This was the title of a workshop by economist and author Gar Alperovitz under the Economic Democracy “track” – one of 9 separate conferences taking place in at the Democracy Convention in Madison, Wisconsin. Alperovitz is among those who helped establish and maintain the Evergreen Cooperatives in Cleveland, Ohio.
A few general notes from this workshop…
– The economic system is broken, dysfunctional and in crisis.
– Both capitalism and state socialism are in the long term unworkable and unsustainable.
– At the same time, our economy at the moment produces $200,000 for a family of four on averages, however, our political policies create/enforce mass inequities/inequalities. Trend line by end of century: $1 million. Technology has produced this up to this point. Based on technology in future. If the average family of 4 had $100,000 and only had to work for, say, 20 hours per week, this would open up tremendous democratic possibilities. The author Paul Goodman writes about this.
– Economic democracy is happening – over 120 million people in US are involved/participants in cooperatives of all types.
– We need to be serious about what we really want as an alternative to corporate, crony capitalism. It must be more than simply rhetorical. It has to be rigorous, specific, workable and sustainable.
– While a strong advocate of worker coops and worker ownership, Alperovitz feels that they are not the ultimate solution or alternative, since…

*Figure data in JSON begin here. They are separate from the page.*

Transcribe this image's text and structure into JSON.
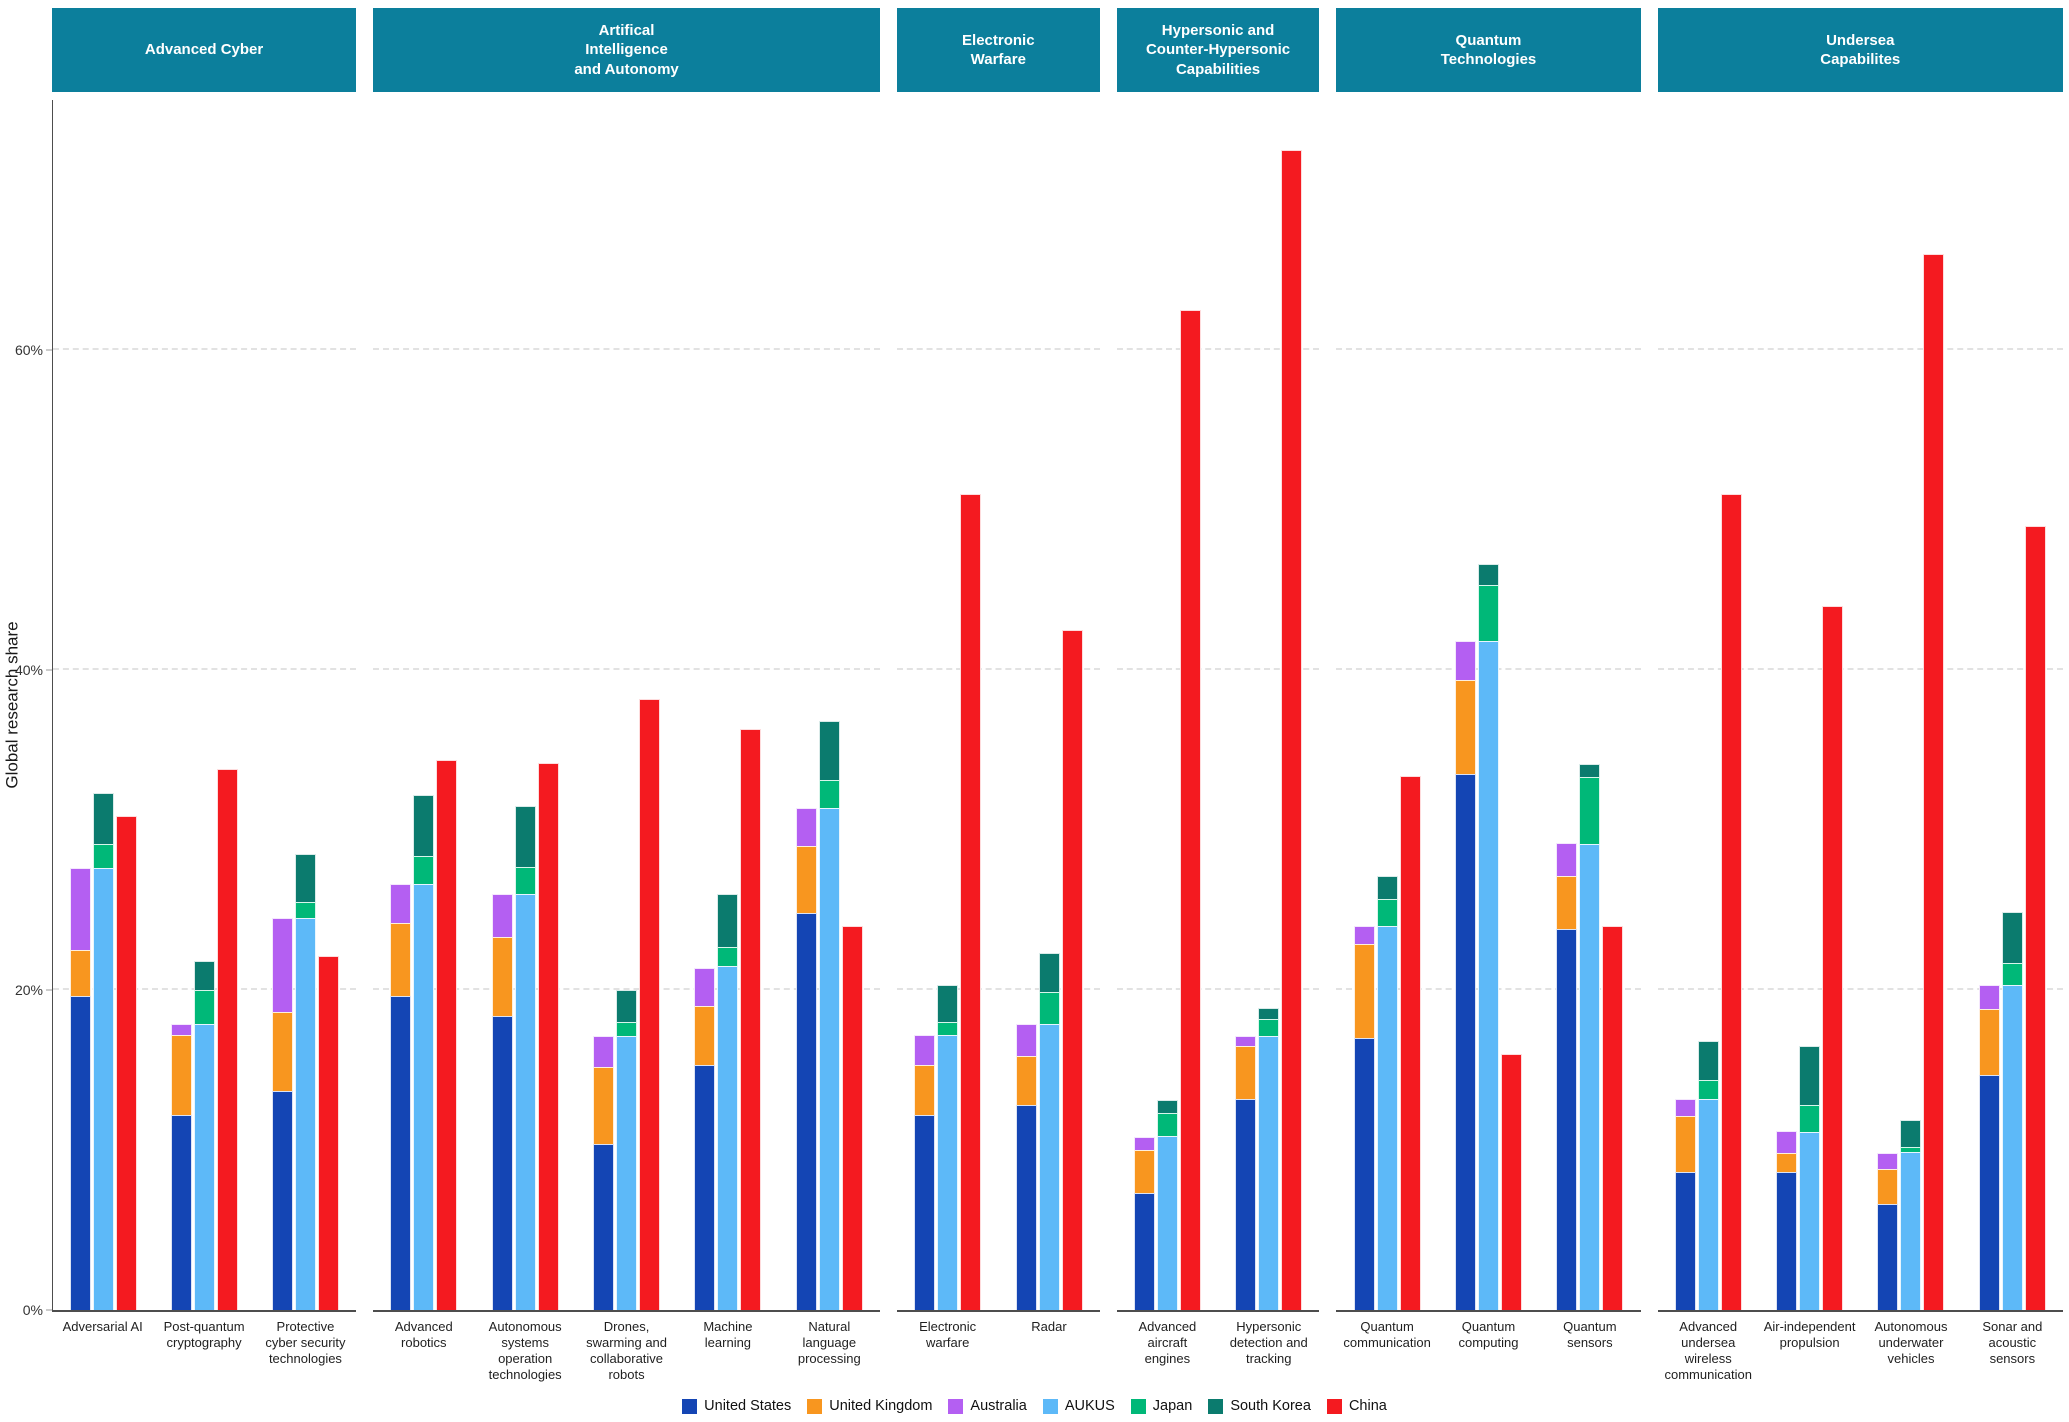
{
  "y_axis": {
    "label": "Global research share",
    "ticks": [
      "0%",
      "20%",
      "40%",
      "60%"
    ],
    "tick_values": [
      0,
      20,
      40,
      60
    ],
    "max_value": 75.6,
    "grid_values": [
      20,
      40,
      60
    ]
  },
  "colors": {
    "header_bg": "#0c7f9c",
    "axis_line": "#4d4d4d",
    "gridline": "#e2e2e2"
  },
  "legend": {
    "items": [
      {
        "key": "us",
        "label": "United States",
        "color": "#1445b4"
      },
      {
        "key": "uk",
        "label": "United Kingdom",
        "color": "#f8961f"
      },
      {
        "key": "aus",
        "label": "Australia",
        "color": "#b45ff2"
      },
      {
        "key": "aukus",
        "label": "AUKUS",
        "color": "#5db9f8"
      },
      {
        "key": "japan",
        "label": "Japan",
        "color": "#00b878"
      },
      {
        "key": "skorea",
        "label": "South Korea",
        "color": "#0b7b6e"
      },
      {
        "key": "china",
        "label": "China",
        "color": "#f41a20"
      }
    ]
  },
  "chart_data": {
    "type": "bar",
    "title": "",
    "xlabel": "",
    "ylabel": "Global research share",
    "ylim": [
      0,
      75.6
    ],
    "grid": true,
    "legend_position": "bottom",
    "unit": "percent",
    "bar_composition": [
      [
        "us",
        "uk",
        "aus"
      ],
      [
        "aukus",
        "japan",
        "skorea"
      ],
      [
        "china"
      ]
    ],
    "panels": [
      {
        "title": "Advanced Cyber",
        "categories": [
          {
            "label": "Adversarial AI",
            "values": {
              "us": 19.6,
              "uk": 2.9,
              "aus": 5.1,
              "aukus": 27.6,
              "japan": 1.5,
              "skorea": 3.2,
              "china": 30.9
            }
          },
          {
            "label": "Post-quantum\ncryptography",
            "values": {
              "us": 12.2,
              "uk": 5.0,
              "aus": 0.7,
              "aukus": 17.9,
              "japan": 2.1,
              "skorea": 1.8,
              "china": 33.8
            }
          },
          {
            "label": "Protective\ncyber security\ntechnologies",
            "values": {
              "us": 13.7,
              "uk": 4.9,
              "aus": 5.9,
              "aukus": 24.5,
              "japan": 1.0,
              "skorea": 3.0,
              "china": 22.1
            }
          }
        ]
      },
      {
        "title": "Artifical\nIntelligence\nand Autonomy",
        "categories": [
          {
            "label": "Advanced\nrobotics",
            "values": {
              "us": 19.6,
              "uk": 4.6,
              "aus": 2.4,
              "aukus": 26.6,
              "japan": 1.8,
              "skorea": 3.8,
              "china": 34.4
            }
          },
          {
            "label": "Autonomous\nsystems\noperation\ntechnologies",
            "values": {
              "us": 18.4,
              "uk": 4.9,
              "aus": 2.7,
              "aukus": 26.0,
              "japan": 1.7,
              "skorea": 3.8,
              "china": 34.2
            }
          },
          {
            "label": "Drones,\nswarming and\ncollaborative\nrobots",
            "values": {
              "us": 10.4,
              "uk": 4.8,
              "aus": 1.9,
              "aukus": 17.1,
              "japan": 0.9,
              "skorea": 2.0,
              "china": 38.2
            }
          },
          {
            "label": "Machine\nlearning",
            "values": {
              "us": 15.3,
              "uk": 3.7,
              "aus": 2.4,
              "aukus": 21.5,
              "japan": 1.2,
              "skorea": 3.3,
              "china": 36.3
            }
          },
          {
            "label": "Natural\nlanguage\nprocessing",
            "values": {
              "us": 24.8,
              "uk": 4.2,
              "aus": 2.4,
              "aukus": 31.4,
              "japan": 1.7,
              "skorea": 3.7,
              "china": 24.0
            }
          }
        ]
      },
      {
        "title": "Electronic\nWarfare",
        "categories": [
          {
            "label": "Electronic\nwarfare",
            "values": {
              "us": 12.2,
              "uk": 3.1,
              "aus": 1.9,
              "aukus": 17.2,
              "japan": 0.8,
              "skorea": 2.3,
              "china": 51.0
            }
          },
          {
            "label": "Radar",
            "values": {
              "us": 12.8,
              "uk": 3.1,
              "aus": 2.0,
              "aukus": 17.9,
              "japan": 2.0,
              "skorea": 2.4,
              "china": 42.5
            }
          }
        ]
      },
      {
        "title": "Hypersonic and\nCounter-Hypersonic\nCapabilities",
        "categories": [
          {
            "label": "Advanced\naircraft\nengines",
            "values": {
              "us": 7.3,
              "uk": 2.7,
              "aus": 0.8,
              "aukus": 10.9,
              "japan": 1.4,
              "skorea": 0.8,
              "china": 62.5
            }
          },
          {
            "label": "Hypersonic\ndetection and\ntracking",
            "values": {
              "us": 13.2,
              "uk": 3.3,
              "aus": 0.6,
              "aukus": 17.1,
              "japan": 1.1,
              "skorea": 0.7,
              "china": 72.5
            }
          }
        ]
      },
      {
        "title": "Quantum\nTechnologies",
        "categories": [
          {
            "label": "Quantum\ncommunication",
            "values": {
              "us": 17.0,
              "uk": 5.9,
              "aus": 1.1,
              "aukus": 24.0,
              "japan": 1.7,
              "skorea": 1.4,
              "china": 33.4
            }
          },
          {
            "label": "Quantum\ncomputing",
            "values": {
              "us": 33.5,
              "uk": 5.9,
              "aus": 2.4,
              "aukus": 41.8,
              "japan": 3.5,
              "skorea": 1.3,
              "china": 16.0
            }
          },
          {
            "label": "Quantum sensors",
            "values": {
              "us": 23.8,
              "uk": 3.3,
              "aus": 2.1,
              "aukus": 29.1,
              "japan": 4.2,
              "skorea": 0.8,
              "china": 24.0
            }
          }
        ]
      },
      {
        "title": "Undersea\nCapabilites",
        "categories": [
          {
            "label": "Advanced\nundersea\nwireless\ncommunication",
            "values": {
              "us": 8.6,
              "uk": 3.5,
              "aus": 1.1,
              "aukus": 13.2,
              "japan": 1.2,
              "skorea": 2.4,
              "china": 51.0
            }
          },
          {
            "label": "Air-independent\npropulsion",
            "values": {
              "us": 8.6,
              "uk": 1.2,
              "aus": 1.4,
              "aukus": 11.1,
              "japan": 1.7,
              "skorea": 3.7,
              "china": 44.0
            }
          },
          {
            "label": "Autonomous\nunderwater\nvehicles",
            "values": {
              "us": 6.6,
              "uk": 2.2,
              "aus": 1.0,
              "aukus": 9.9,
              "japan": 0.3,
              "skorea": 1.7,
              "china": 66.0
            }
          },
          {
            "label": "Sonar and\nacoustic\nsensors",
            "values": {
              "us": 14.7,
              "uk": 4.1,
              "aus": 1.5,
              "aukus": 20.3,
              "japan": 1.4,
              "skorea": 3.2,
              "china": 49.0
            }
          }
        ]
      }
    ]
  }
}
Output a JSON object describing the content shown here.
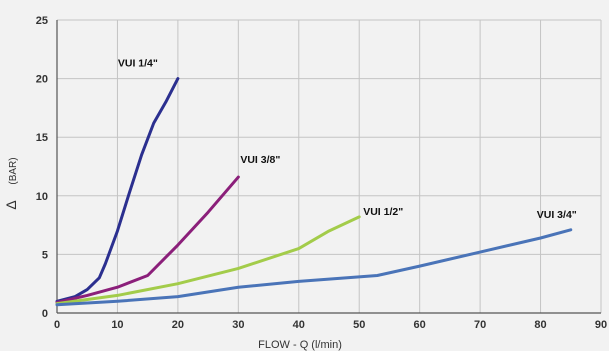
{
  "chart_data": {
    "type": "line",
    "title": "",
    "xlabel": "FLOW - Q (l/min)",
    "ylabel": "Δ (BAR)",
    "ylabel_symbol": "Δ",
    "ylabel_text": "(BAR)",
    "xlim": [
      0,
      90
    ],
    "ylim": [
      0,
      25
    ],
    "x_ticks": [
      0,
      10,
      20,
      30,
      40,
      50,
      60,
      70,
      80,
      90
    ],
    "y_ticks": [
      0,
      5,
      10,
      15,
      20,
      25
    ],
    "grid": true,
    "series": [
      {
        "name": "VUI 1/4\"",
        "color": "#2b2f8f",
        "points": [
          [
            0,
            1.0
          ],
          [
            3,
            1.4
          ],
          [
            5,
            2.0
          ],
          [
            7,
            3.0
          ],
          [
            8,
            4.2
          ],
          [
            10,
            7.0
          ],
          [
            12,
            10.3
          ],
          [
            14,
            13.5
          ],
          [
            16,
            16.2
          ],
          [
            18,
            18.0
          ],
          [
            20,
            20.0
          ]
        ]
      },
      {
        "name": "VUI 3/8\"",
        "color": "#8b1f7a",
        "points": [
          [
            0,
            0.9
          ],
          [
            5,
            1.5
          ],
          [
            10,
            2.2
          ],
          [
            15,
            3.2
          ],
          [
            20,
            5.8
          ],
          [
            25,
            8.6
          ],
          [
            30,
            11.6
          ]
        ]
      },
      {
        "name": "VUI 1/2\"",
        "color": "#a3cc4a",
        "points": [
          [
            0,
            0.8
          ],
          [
            10,
            1.5
          ],
          [
            20,
            2.5
          ],
          [
            30,
            3.8
          ],
          [
            40,
            5.5
          ],
          [
            45,
            7.0
          ],
          [
            50,
            8.2
          ]
        ]
      },
      {
        "name": "VUI 3/4\"",
        "color": "#4a74b8",
        "points": [
          [
            0,
            0.7
          ],
          [
            10,
            1.0
          ],
          [
            20,
            1.4
          ],
          [
            30,
            2.2
          ],
          [
            40,
            2.7
          ],
          [
            53,
            3.2
          ],
          [
            60,
            4.0
          ],
          [
            70,
            5.2
          ],
          [
            80,
            6.4
          ],
          [
            85,
            7.1
          ]
        ]
      }
    ]
  }
}
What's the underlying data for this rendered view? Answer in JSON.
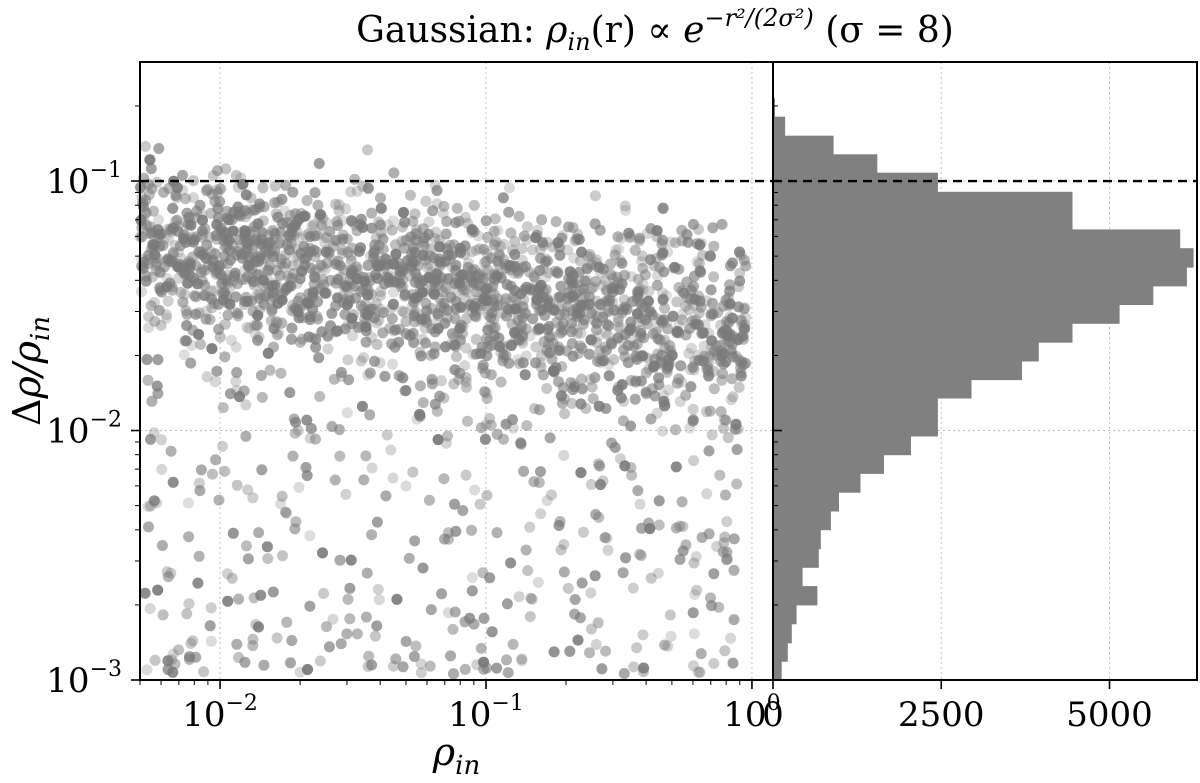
{
  "chart_data": {
    "title": "Gaussian: ρin(r) ∝ e^(−r²/(2σ²)) (σ = 8)",
    "panels": [
      {
        "type": "scatter",
        "xlabel": "ρin",
        "ylabel": "Δρ/ρin",
        "xscale": "log",
        "yscale": "log",
        "xlim": [
          0.005,
          1.2
        ],
        "ylim": [
          0.001,
          0.3
        ],
        "x_ticks": [
          "10^-2",
          "10^-1",
          "10^0"
        ],
        "y_ticks": [
          "10^-1",
          "10^-2",
          "10^-3"
        ],
        "grid": true,
        "point_color": "#7a7a7a",
        "description_of_points": "roughly 6000 points; dense band at y 0.02–0.1 for small x, spreading to y ~0.001 throughout",
        "reference_line": {
          "y": 0.1,
          "style": "dashed",
          "color": "#000000"
        }
      },
      {
        "type": "bar",
        "orientation": "horizontal",
        "xscale": "linear",
        "yscale": "log",
        "xlim": [
          0,
          6300
        ],
        "ylim": [
          0.001,
          0.3
        ],
        "x_ticks": [
          "0",
          "2500",
          "5000"
        ],
        "bar_color": "#808080",
        "bins": [
          {
            "y_low": 0.001,
            "y_high": 0.00119,
            "count": 130
          },
          {
            "y_low": 0.00119,
            "y_high": 0.00141,
            "count": 220
          },
          {
            "y_low": 0.00141,
            "y_high": 0.00168,
            "count": 280
          },
          {
            "y_low": 0.00168,
            "y_high": 0.002,
            "count": 350
          },
          {
            "y_low": 0.002,
            "y_high": 0.00238,
            "count": 660
          },
          {
            "y_low": 0.00238,
            "y_high": 0.00283,
            "count": 440
          },
          {
            "y_low": 0.00283,
            "y_high": 0.00336,
            "count": 680
          },
          {
            "y_low": 0.00336,
            "y_high": 0.004,
            "count": 710
          },
          {
            "y_low": 0.004,
            "y_high": 0.00476,
            "count": 860
          },
          {
            "y_low": 0.00476,
            "y_high": 0.00566,
            "count": 980
          },
          {
            "y_low": 0.00566,
            "y_high": 0.00673,
            "count": 1300
          },
          {
            "y_low": 0.00673,
            "y_high": 0.008,
            "count": 1650
          },
          {
            "y_low": 0.008,
            "y_high": 0.00951,
            "count": 2050
          },
          {
            "y_low": 0.00951,
            "y_high": 0.0113,
            "count": 2450
          },
          {
            "y_low": 0.0113,
            "y_high": 0.0135,
            "count": 2450
          },
          {
            "y_low": 0.0135,
            "y_high": 0.016,
            "count": 2950
          },
          {
            "y_low": 0.016,
            "y_high": 0.019,
            "count": 3700
          },
          {
            "y_low": 0.019,
            "y_high": 0.0226,
            "count": 3950
          },
          {
            "y_low": 0.0226,
            "y_high": 0.0269,
            "count": 4450
          },
          {
            "y_low": 0.0269,
            "y_high": 0.032,
            "count": 5150
          },
          {
            "y_low": 0.032,
            "y_high": 0.038,
            "count": 5650
          },
          {
            "y_low": 0.038,
            "y_high": 0.0452,
            "count": 6150
          },
          {
            "y_low": 0.0452,
            "y_high": 0.0538,
            "count": 6250
          },
          {
            "y_low": 0.0538,
            "y_high": 0.064,
            "count": 6050
          },
          {
            "y_low": 0.064,
            "y_high": 0.0761,
            "count": 4450
          },
          {
            "y_low": 0.0761,
            "y_high": 0.0905,
            "count": 4450
          },
          {
            "y_low": 0.0905,
            "y_high": 0.108,
            "count": 2450
          },
          {
            "y_low": 0.108,
            "y_high": 0.128,
            "count": 1550
          },
          {
            "y_low": 0.128,
            "y_high": 0.152,
            "count": 900
          },
          {
            "y_low": 0.152,
            "y_high": 0.181,
            "count": 180
          },
          {
            "y_low": 0.181,
            "y_high": 0.215,
            "count": 30
          }
        ],
        "reference_line": {
          "y": 0.1,
          "style": "dashed",
          "color": "#000000"
        }
      }
    ]
  }
}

1. They must compete in the same market against private corporations. They end up turning to the same practices (cost reduction through externalities, etc.) to stay in business. Also, they often depend on the capitalist economy. The Evergreen Cooperatives in Cleveland, for example, depends on major medical corporations for their business.
2. They exist in a larger political economy where the43 are existing uneven institutional power relationships. Workers of a profitable cooperative business (say energy) will, for example, develop a political power base that will overwhelm other worker owned business. The political system will provide, as a result, uneven benefits to those more profitable and politically powerful cooperative businesses.
3. If the business has the potential to invest in technology to reduce costs, they must to it to compete. About the only way to do it through growth. Diminishing returns from investment in scale.
– Mondragon in Spain is often lifted up as a economic democratic future. There are 120 coops, 4% of Basque economy. It’s however an expansionary system in the global market up against global competitors. It’s not about planning, political structure or about a system, or a community. Not communitarian or socialist. They’re interested in saving jobs for Basque people. It’s a economic system that has a political system built around it.
– We are a growth system. A system that forever needs to expand in a capitalist system is an imperial system. It must expand economic system or it collapses. This is obviously unsustainable.
– A fundamental new economic system can’t be based on the corporation or state, but rather on the community which allows for coops, municipal ownership, worker ownership and entrepreneurs, coops, municipal ownership, worker ownership. All modern socialist systems include the role of entrepreneurs – as a source of innovation. Giant corporations that are de facto monopolies or oligopolies may have to be nationalized. Our scale of government many also need to change. Our existing constitution may need changing. The optimal size of governance for such a system should be larger that a state but smaller than a continent. There are existing regions of the country already beginning to act in such a economically/politically communal way – New England, California, the Northwest, even Texas. Rick Perry has actually written about this in his recent book.
– On the point of our Constitution, size and scale: Our founders believed class conflicts could be solved by growth and expansion — if you spread people out, they can’t get together and organize. But, if government got too big, it would become imperialistic. It needed to be large but not too large. Government got too big – we are imperialistic.